Возвращение в Африку
Шрифт:
Браконьерство наносит большой ущерб национальным паркам и резерватам Кении. Во многих из них идет длительная, упорная борьба между охраной парков и браконьерами. Браконьеры пользуются богатым арсеналом «традиционных» средств: отравленными стрелами, ямами-ловушками, всевозможными капканами, проволочными петлями. В последние годы они обзавелись современным оружием, автомобилями. В заповедном буше находят слонов и носорогов, скошенных автоматной очередью. В распоряжении охраны парков есть легкие самолеты, вертолеты, автомашины высокой проходимости. Но необъявленная война не всегда кончается в ее пользу. В самом деле, даже сотне смотрителей во главе с инспекторами трудно обеспечить надежную охрану такого парка, как Цаво, занимающего площадь в 21 тысячу квадратных километров.

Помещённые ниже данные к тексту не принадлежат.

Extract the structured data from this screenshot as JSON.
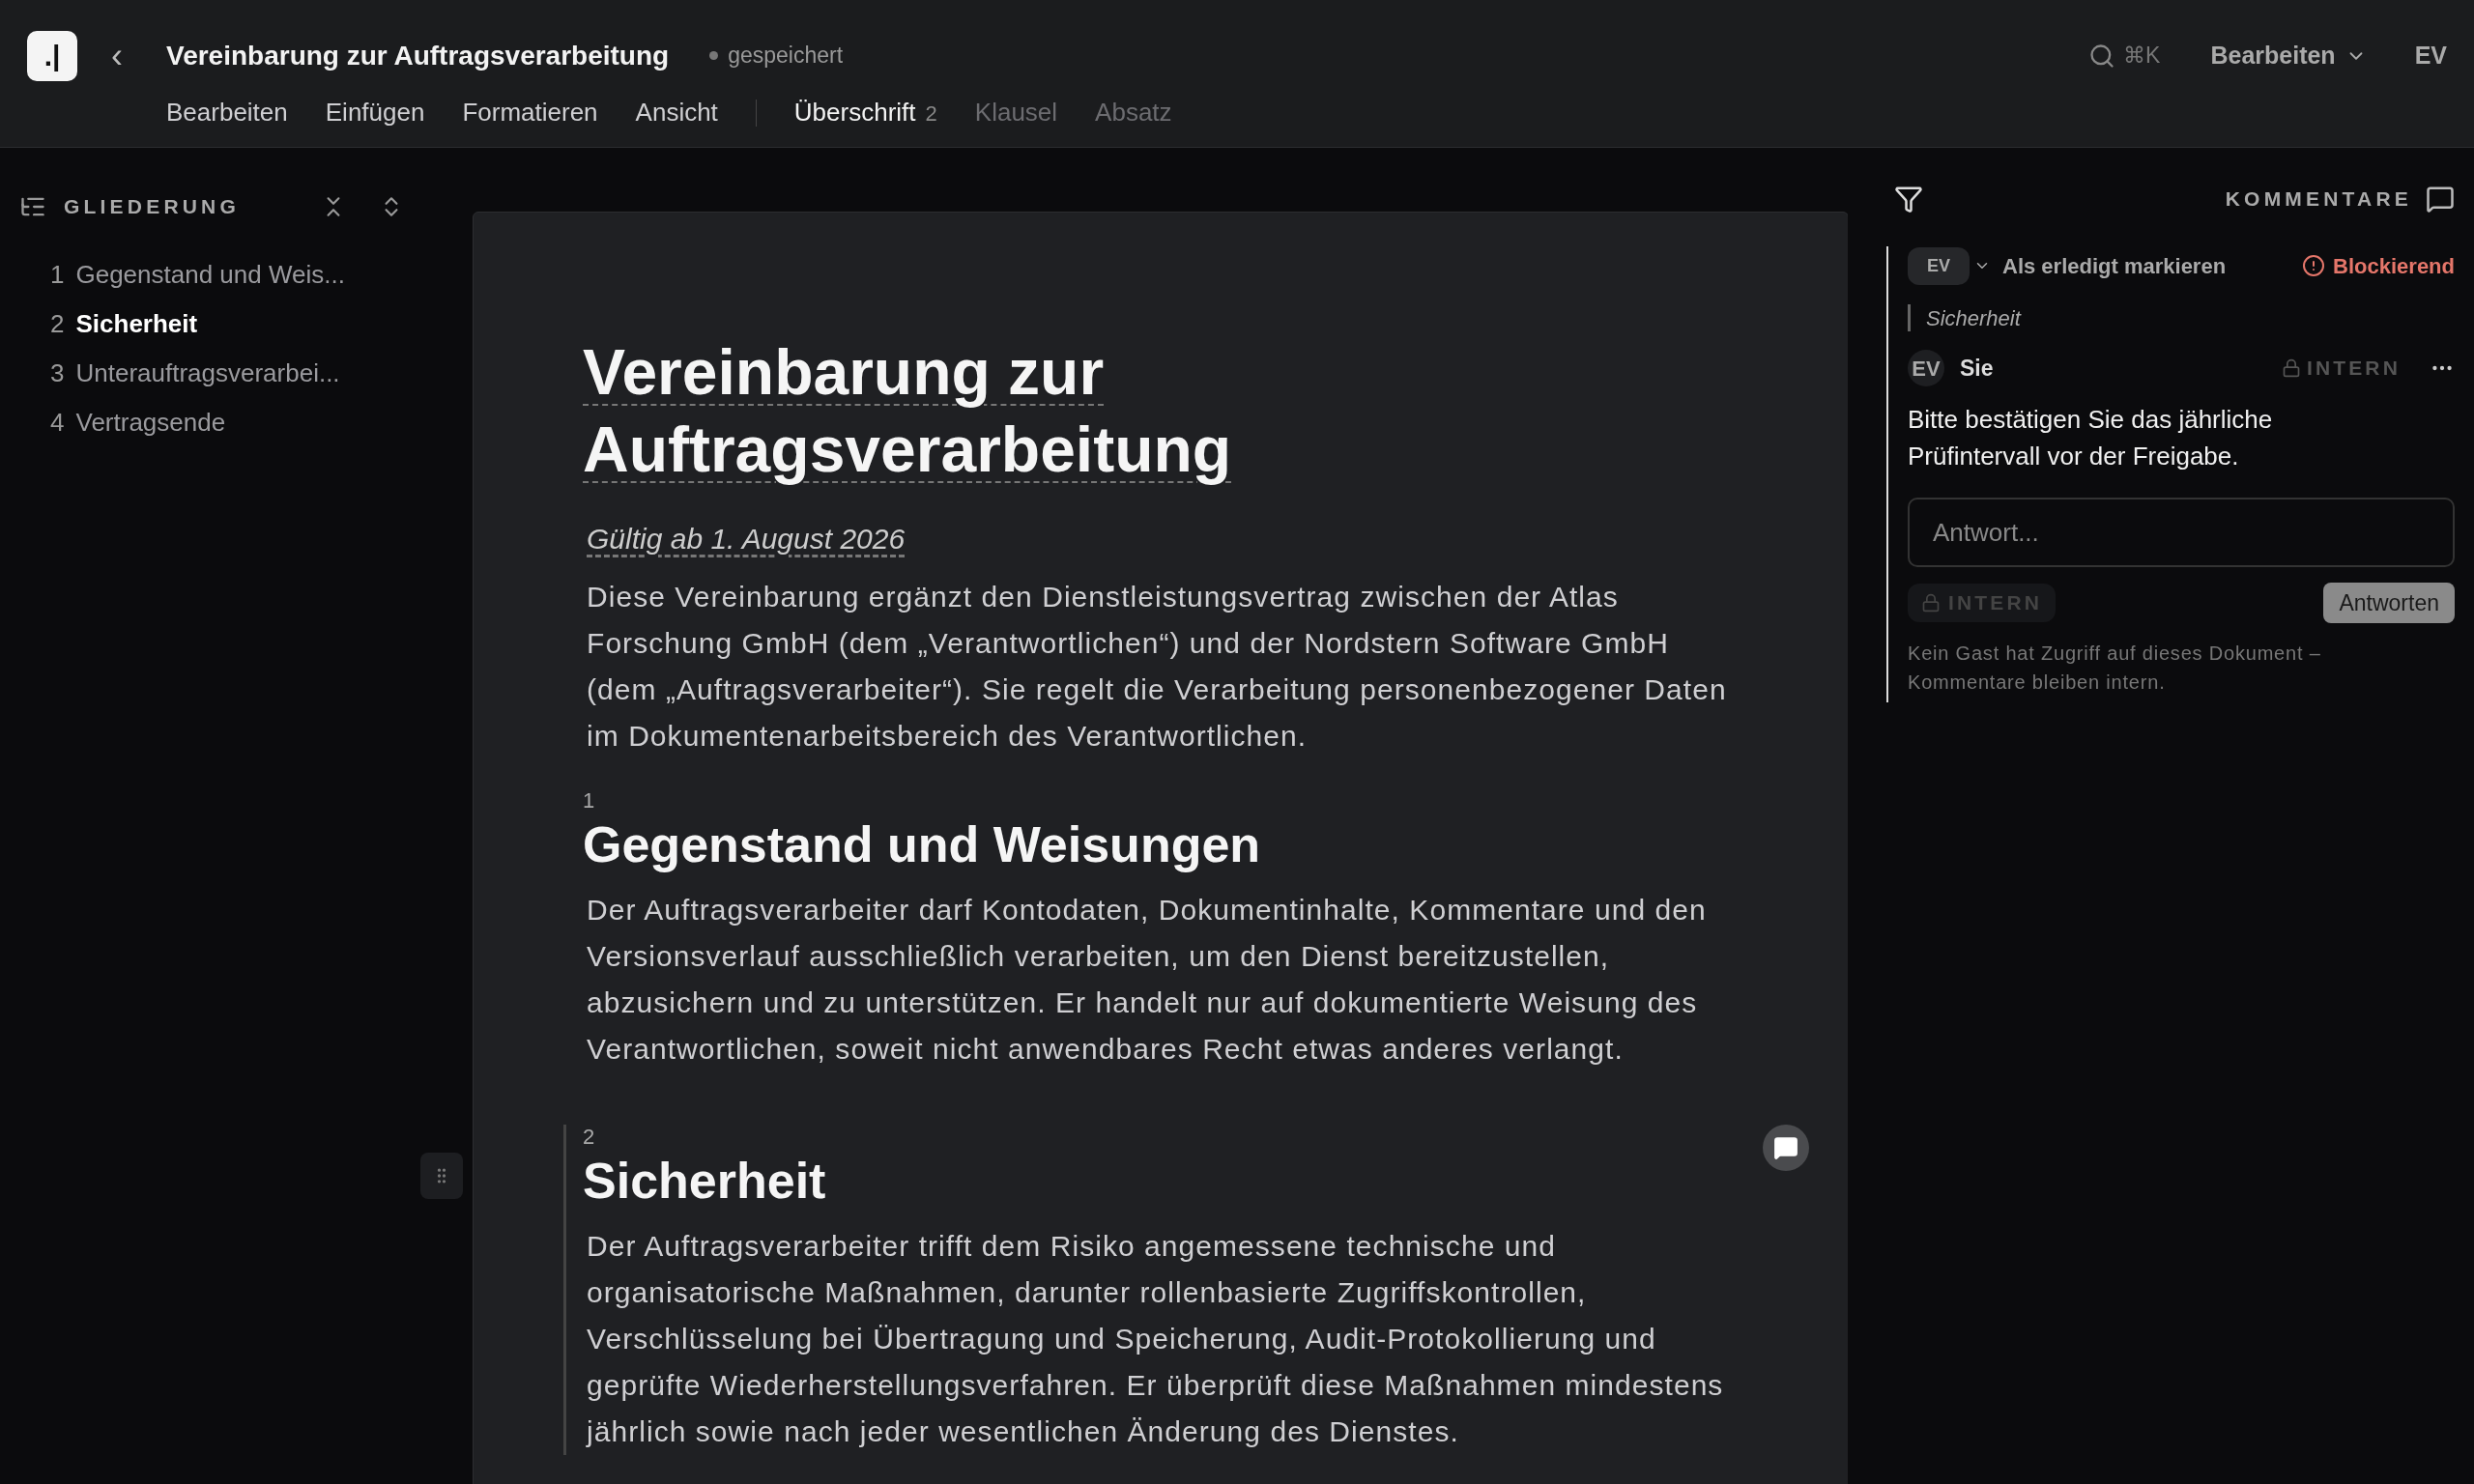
{
  "app": {
    "logo": ".|",
    "back": "‹"
  },
  "header": {
    "title": "Vereinbarung zur Auftragsverarbeitung",
    "save_status": "gespeichert",
    "search_shortcut": "⌘K",
    "mode_button": "Bearbeiten",
    "user": "EV"
  },
  "menus": [
    "Bearbeiten",
    "Einfügen",
    "Formatieren",
    "Ansicht"
  ],
  "block_types": [
    {
      "label": "Überschrift",
      "badge": "2",
      "selected": true
    },
    {
      "label": "Klausel",
      "selected": false
    },
    {
      "label": "Absatz",
      "selected": false
    }
  ],
  "outline": {
    "title": "GLIEDERUNG",
    "items": [
      {
        "number": "1",
        "label": "Gegenstand und Weis...",
        "selected": false
      },
      {
        "number": "2",
        "label": "Sicherheit",
        "selected": true
      },
      {
        "number": "3",
        "label": "Unterauftragsverarbei...",
        "selected": false
      },
      {
        "number": "4",
        "label": "Vertragsende",
        "selected": false
      }
    ]
  },
  "document": {
    "title_lines": [
      "Vereinbarung zur",
      "Auftragsverarbeitung"
    ],
    "effective": "Gültig ab 1. August 2026",
    "intro": "Diese Vereinbarung ergänzt den Dienstleistungsvertrag zwischen der Atlas Forschung GmbH (dem „Verantwortlichen“) und der Nordstern Software GmbH (dem „Auftragsverarbeiter“). Sie regelt die Verarbeitung personenbezogener Daten im Dokumentenarbeitsbereich des Verantwortlichen.",
    "sections": [
      {
        "number": "1",
        "heading": "Gegenstand und Weisungen",
        "body": "Der Auftragsverarbeiter darf Kontodaten, Dokumentinhalte, Kommentare und den Versionsverlauf ausschließlich verarbeiten, um den Dienst bereitzustellen, abzusichern und zu unterstützen. Er handelt nur auf dokumentierte Weisung des Verantwortlichen, soweit nicht anwendbares Recht etwas anderes verlangt.",
        "selected": false
      },
      {
        "number": "2",
        "heading": "Sicherheit",
        "body": "Der Auftragsverarbeiter trifft dem Risiko angemessene technische und organisatorische Maßnahmen, darunter rollenbasierte Zugriffskontrollen, Verschlüsselung bei Übertragung und Speicherung, Audit-Protokollierung und geprüfte Wiederherstellungsverfahren. Er überprüft diese Maßnahmen mindestens jährlich sowie nach jeder wesentlichen Änderung des Dienstes.",
        "selected": true
      }
    ]
  },
  "comments": {
    "title": "KOMMENTARE",
    "thread": {
      "assignee": "EV",
      "resolve": "Als erledigt markieren",
      "priority": "Blockierend",
      "quote": "Sicherheit",
      "author_avatar": "EV",
      "author": "Sie",
      "visibility": "INTERN",
      "text": "Bitte bestätigen Sie das jährliche Prüfintervall vor der Freigabe.",
      "reply": {
        "placeholder": "Antwort...",
        "internal_toggle": "INTERN",
        "internal": false,
        "button": "Antworten"
      },
      "note": "Kein Gast hat Zugriff auf dieses Dokument – Kommentare bleiben intern."
    }
  }
}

Вот авторитетное свидетельство широко известного у нас в стране английского писателя и натуралиста Джеральда Даррела:
— Недавно я побывал в Африке; там в некоторых странах орудуют группы охотников, вооруженных пулеметами, въезжают на «джипах» прямо в стадо слонов, убивают их, забирают бивни, а туши оставляют гнить. Бороться с такими браконьерами сложно и опасно. Браконьеры в основном приезжают из-за границы, они организованны, мощно экипированы, у них есть все — от винтовок с оптическим прицелом до вертолетов. Они, не колеблясь, убивают лесничих и егерей, у которых всего этого нет. Единственная в данном случае возможность спасти животных — противопоставить браконьерам соответственно вооруженных и оснащенных егерей.
Трудно не согласиться с Д. Даррелом. Образумить закоренелых преступников можно только силой!
У парков есть и другие враги — охотники земельных захватов. В кенийском парламенте было объявлено, что тридцать четыре человека, включая высокопоставленных чиновников местной администрации, политических деятелей и полицейских, незаконно «отхватили» 60 тысяч гектаров у Национального парка в районе Китуи. Среди «алчных», как окрестили в парламенте захватчиков, оказалось два члена парламента, комиссар округа, начальник местной полиции и министр прежнего правительства.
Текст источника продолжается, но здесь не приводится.